TURKEY LIVERS DELUXE


For my turkey gravy, I do not use the giblets but usually grill them directly while cooking the turkey…somewhat of an appetizer for the chef or lucky ones standing around the grill.


This year the deeply colored livers from the organic, vegetable-fed turkey I thought needed some extra special treatment. So delicate to the touch, the tender morsels would not have a chance against a blazing hot grill.


As my turkey was soaking away in its apple brine I decided the livers would be my Pre-Thanksgiving Dinner. And, oh boy, I was not disappointed. This was my preparation.


1 large onion, peeled and chopped into bite size pieces
1 large pepper, cored and chopped into bite size pieces
Turkey livers, sliced into bite size pieces
All purpose flour, for dusting
Salt
Freshly ground pepper
Extra virgin olive oil
Red wine, dry


Using about 1/2 cup flour seasoned with 1/2 teaspoon salt and 1/2 teaspoon freshly ground pepper (more if you need it) toss the livers so that they are  completely coated. Set aside.
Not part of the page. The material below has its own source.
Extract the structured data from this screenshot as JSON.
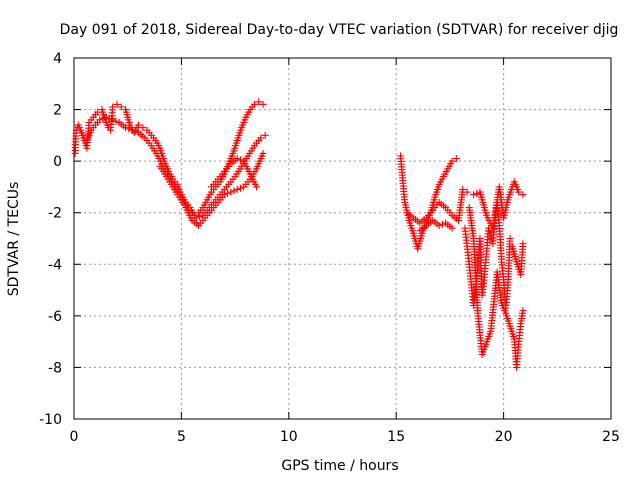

In a medium skillet, heat 2 tablespoons of olive oil on medium high. Sauté the onions until slightly browned and place in a bowl. Sauté the peppers until translucent and place in the bowl with the onion. You will probably need another 1-2 tablespoons of olive oil to sauté the livers on all sides until totally crispy. Place in bowl with the onions and peppers.


Deglaze the pan (still on medium high heat) with the red wine, enough to cover the bottom of the pan. Scrape up the bits of fond (leftover bits) while whisking the wine…it will make a thin gravy. If you like a thicker gravy you can add a little extra flour to make a roux, browning it before adding the wine. (Uncooked flour in rouxs taste awful!) Hint: if it gets lumpy you can always strain it.


Add the onion, pepper mixture to gravy, checking for seasoning. I love the taste of salt and pepper that just makes the dish “Pop”! So, I am always adding more than most.


You could serve this over grits, rice, mashed potatoes. For me, it was perfect as a stand alone. You could also substitute chicken livers. Serves 2.